PanOptimization showcases PanX for large-scale metal AM modelling

PanOptimization, headquartered in State College, Pennsylvania, USA, has highlighted the use of its PanX simulation software in the Additive Manufacturing of large-scale, complex components. The platform is designed for AM machines with 1,000 mm-class build volumes and beyond, including multi-laser machines.
During a product development lifecycle, most metal AM teams rely on simulation software that accurately calculates distortion, residual stress, interlayer temperatures, and flags possible metal AM build failure modes, the company explains. However, the key challenge is whether these simulations can be applied to production parts on large-format systems, rather than remaining limited to smaller-scale research and prototyping.
The challenge is the combination of small features and large part envelopes. Companies can require building 0.2 mm-class features inside 1,000 mm-class build envelopes, often on large multi-laser systems. The cost of a failed build on today’s large-format multi-laser production systems forces a new requirement: modelling tools must resolve fine geometric details and account for the entire build volume, so engineers can improve outcomes through virtual iteration rather than slow and expensive experimental trial-and-error.

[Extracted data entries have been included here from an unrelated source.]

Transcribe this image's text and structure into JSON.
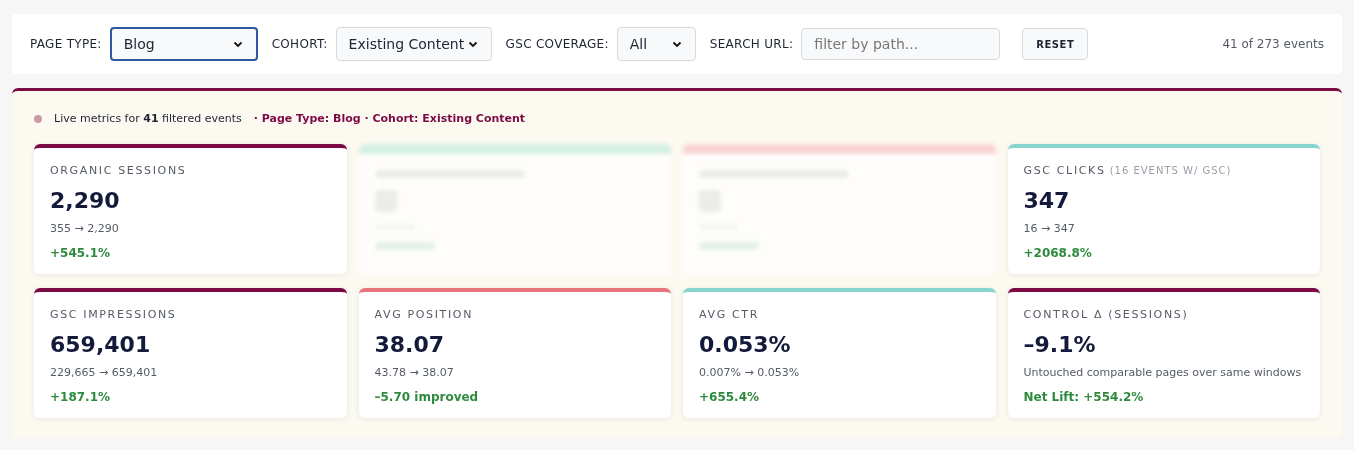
{
  "filters": [
    {
      "kind": "select",
      "label": "PAGE TYPE:",
      "value": "Blog",
      "focused": true
    },
    {
      "kind": "select",
      "label": "COHORT:",
      "value": "Existing Content",
      "focused": false
    },
    {
      "kind": "select",
      "label": "GSC COVERAGE:",
      "value": "All",
      "focused": false
    },
    {
      "kind": "input",
      "label": "SEARCH URL:",
      "placeholder": "filter by path..."
    }
  ],
  "reset_button": "RESET",
  "event_count": "41 of 273 events",
  "live_bar": {
    "prefix": "Live metrics for **41** filtered events",
    "context": "· Page Type: Blog · Cohort: Existing Content"
  },
  "cards": [
    {
      "kind": "metric",
      "color": "#7b0a45",
      "title": "ORGANIC SESSIONS",
      "value": "2,290",
      "detail": "355 → 2,290",
      "change": "+545.1%"
    },
    {
      "kind": "blurred",
      "color": "#d4efe2"
    },
    {
      "kind": "blurred",
      "color": "#f8d3d3"
    },
    {
      "kind": "metric",
      "color": "#86d6cf",
      "title": "GSC CLICKS",
      "note": "(16 EVENTS W/ GSC)",
      "value": "347",
      "detail": "16 → 347",
      "change": "+2068.8%"
    },
    {
      "kind": "metric",
      "color": "#7b0a45",
      "title": "GSC IMPRESSIONS",
      "value": "659,401",
      "detail": "229,665 → 659,401",
      "change": "+187.1%"
    },
    {
      "kind": "metric",
      "color": "#e8747c",
      "title": "AVG POSITION",
      "value": "38.07",
      "detail": "43.78 → 38.07",
      "change": "–5.70 improved"
    },
    {
      "kind": "metric",
      "color": "#86d6cf",
      "title": "AVG CTR",
      "value": "0.053%",
      "detail": "0.007% → 0.053%",
      "change": "+655.4%"
    },
    {
      "kind": "metric",
      "color": "#7b0a45",
      "title": "CONTROL Δ (SESSIONS)",
      "value": "–9.1%",
      "detail": "Untouched comparable pages over same windows",
      "change": "Net Lift: +554.2%"
    }
  ]
}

PanOptimization states that PanX was designed for the “too large, too complex” regime from the outset. The company claims that technologies such as Periodic Adaptivity and Multi-Grid Modeling enable meshing and simulation of finite element analysis (FEA) models that are 100 – 1000× larger than traditional approaches can handle, meaning hundreds of millions, and even billions, of elements become feasible while running on an engineering workstation.

PanX reportedly offers high distortion and temperature prediction accuracy at mesh resolutions that fully capture thin features, while also handling the entire build volume and loose powder. Those high-accuracy predictions can also be used to optimise build outcomes. The company states that previously impossible parts can be simulated in hours and parts that could be simulated in other solvers can run 100× faster.

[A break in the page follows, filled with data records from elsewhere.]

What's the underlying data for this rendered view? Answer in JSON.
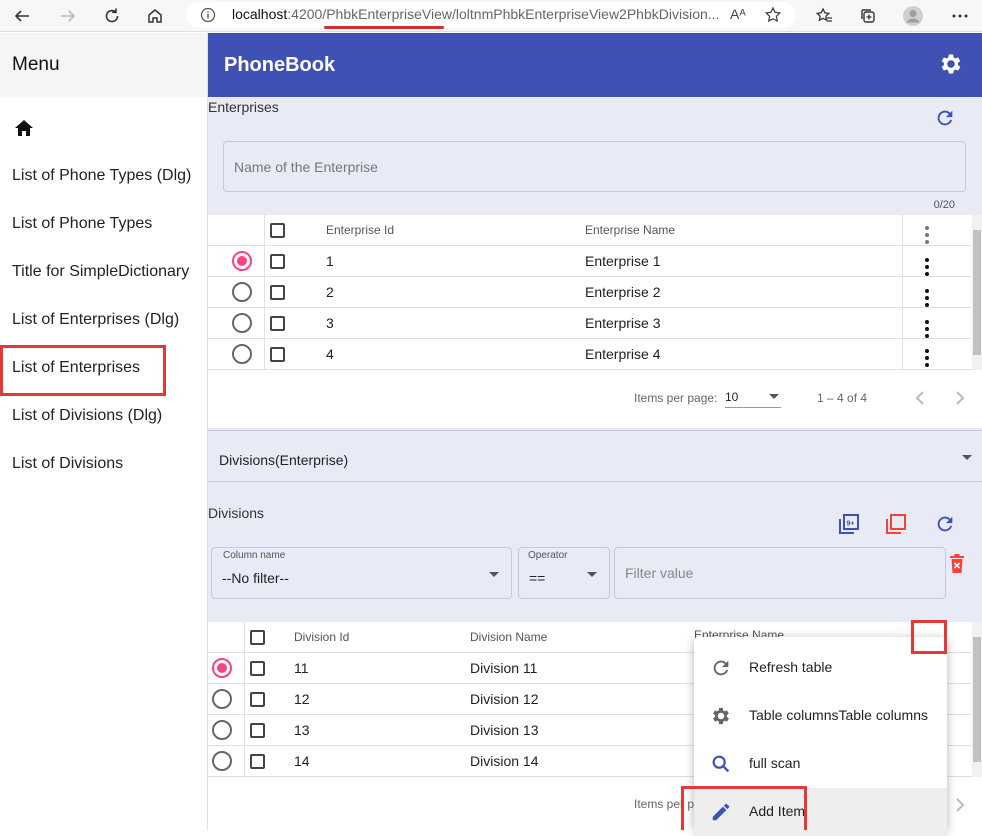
{
  "browser": {
    "url_host": "localhost",
    "url_port": ":4200/",
    "url_path": "PhbkEnterpriseView/loltnmPhbkEnterpriseView2PhbkDivision...",
    "read_aloud": "Aᴬ"
  },
  "sidebar": {
    "title": "Menu",
    "items": [
      {
        "label": "List of Phone Types (Dlg)"
      },
      {
        "label": "List of Phone Types"
      },
      {
        "label": "Title for SimpleDictionary"
      },
      {
        "label": "List of Enterprises (Dlg)"
      },
      {
        "label": "List of Enterprises"
      },
      {
        "label": "List of Divisions (Dlg)"
      },
      {
        "label": "List of Divisions"
      }
    ]
  },
  "app": {
    "title": "PhoneBook"
  },
  "enterprises": {
    "section_label": "Enterprises",
    "search_placeholder": "Name of the Enterprise",
    "counter": "0/20",
    "columns": [
      "Enterprise Id",
      "Enterprise Name"
    ],
    "rows": [
      {
        "id": "1",
        "name": "Enterprise 1",
        "selected": true
      },
      {
        "id": "2",
        "name": "Enterprise 2",
        "selected": false
      },
      {
        "id": "3",
        "name": "Enterprise 3",
        "selected": false
      },
      {
        "id": "4",
        "name": "Enterprise 4",
        "selected": false
      }
    ],
    "pager": {
      "label": "Items per page:",
      "size": "10",
      "range": "1 – 4 of 4"
    }
  },
  "divisions_select": {
    "label": "Divisions(Enterprise)"
  },
  "divisions": {
    "section_label": "Divisions",
    "filter": {
      "column_label": "Column name",
      "column_value": "--No filter--",
      "operator_label": "Operator",
      "operator_value": "==",
      "value_placeholder": "Filter value"
    },
    "columns": [
      "Division Id",
      "Division Name",
      "Enterprise Name"
    ],
    "rows": [
      {
        "id": "11",
        "name": "Division 11",
        "selected": true
      },
      {
        "id": "12",
        "name": "Division 12",
        "selected": false
      },
      {
        "id": "13",
        "name": "Division 13",
        "selected": false
      },
      {
        "id": "14",
        "name": "Division 14",
        "selected": false
      }
    ],
    "pager_label": "Items per p"
  },
  "context_menu": {
    "items": [
      {
        "label": "Refresh table",
        "icon": "refresh-icon"
      },
      {
        "label": "Table columnsTable columns",
        "icon": "gear-icon"
      },
      {
        "label": "full scan",
        "icon": "search-icon"
      },
      {
        "label": "Add Item",
        "icon": "pencil-icon"
      }
    ]
  },
  "colors": {
    "primary": "#3f51b5",
    "accent": "#ff4081",
    "panel": "#e8eaf6",
    "highlight": "#e53935",
    "warn": "#f44336"
  }
}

In the aerospike example shown here, the full part with powder was simulated in 3.5 hours, a case that the company states would not be possible to mesh, let alone solve, in another solver at comparable mesh resolution. The mesh contained 26 million elements and 57 million nodes. PanOptimization states that traditional FEA tools typically need to stay under approximately 5 million elements, which forces simplification that significantly compromises accuracy. The simulation was performed on an Intel Xeon 60-core CPU using 120 GB of RAM, a workstation-class desktop with practical specifications. Many PanX simulations can reportedly also run on an engineering laptop with 32 – 64 GB RAM.

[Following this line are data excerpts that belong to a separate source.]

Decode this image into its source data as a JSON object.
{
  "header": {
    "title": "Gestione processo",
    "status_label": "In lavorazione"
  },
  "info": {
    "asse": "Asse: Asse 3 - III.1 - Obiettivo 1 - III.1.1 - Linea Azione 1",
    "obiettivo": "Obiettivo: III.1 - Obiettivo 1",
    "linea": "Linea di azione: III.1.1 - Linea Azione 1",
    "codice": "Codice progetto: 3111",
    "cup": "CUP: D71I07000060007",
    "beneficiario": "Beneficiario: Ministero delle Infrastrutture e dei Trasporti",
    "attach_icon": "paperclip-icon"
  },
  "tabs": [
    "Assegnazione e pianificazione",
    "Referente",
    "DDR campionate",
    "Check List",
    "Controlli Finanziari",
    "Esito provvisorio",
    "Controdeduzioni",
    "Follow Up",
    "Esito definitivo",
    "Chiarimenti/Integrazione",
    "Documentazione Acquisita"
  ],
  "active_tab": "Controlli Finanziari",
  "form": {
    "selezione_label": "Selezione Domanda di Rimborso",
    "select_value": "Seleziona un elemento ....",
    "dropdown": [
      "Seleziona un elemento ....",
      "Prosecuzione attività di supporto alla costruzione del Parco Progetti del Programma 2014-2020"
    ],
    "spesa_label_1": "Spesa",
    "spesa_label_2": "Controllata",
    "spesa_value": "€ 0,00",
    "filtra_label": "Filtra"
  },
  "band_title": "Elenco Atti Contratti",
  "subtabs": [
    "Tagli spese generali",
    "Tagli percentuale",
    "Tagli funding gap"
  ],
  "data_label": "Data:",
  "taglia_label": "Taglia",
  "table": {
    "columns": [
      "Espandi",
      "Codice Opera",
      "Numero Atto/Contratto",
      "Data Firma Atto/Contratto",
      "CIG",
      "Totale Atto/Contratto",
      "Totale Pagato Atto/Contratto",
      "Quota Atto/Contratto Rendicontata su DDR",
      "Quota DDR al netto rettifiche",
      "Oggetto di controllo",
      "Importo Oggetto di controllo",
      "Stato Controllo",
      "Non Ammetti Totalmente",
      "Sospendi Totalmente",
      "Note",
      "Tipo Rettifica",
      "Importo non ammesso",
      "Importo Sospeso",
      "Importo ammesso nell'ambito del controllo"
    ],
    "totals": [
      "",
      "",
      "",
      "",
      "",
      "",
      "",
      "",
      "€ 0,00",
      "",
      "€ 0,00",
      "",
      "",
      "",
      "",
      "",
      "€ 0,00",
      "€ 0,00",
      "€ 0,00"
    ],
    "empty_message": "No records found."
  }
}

Especially for large builds, simplified heat-loss boundary conditions are a detrimental assumption. PanX includes loose powder in the simulation and explicitly models the build plate, enabling realistic heat transfer and thermal history calculations. Traditional modelling approaches would not be able to mesh the loose powder volume at this scale because the computational cost would be prohibitive.

The company shared that ignoring powder often means that users are simulating a different process than the one actually being run. Modelling of loose powder is critical for accurate temperature and distortion calculations.
In addition to modelling loose powder, it is also critical to model the entire build plate and all the parts included on it. The build plate is not just a heat sink; it also impacts both distortion and residual stress.
Additionally, the company claims that PanX provides reliable, accurate insights in sufficient time before a build is started.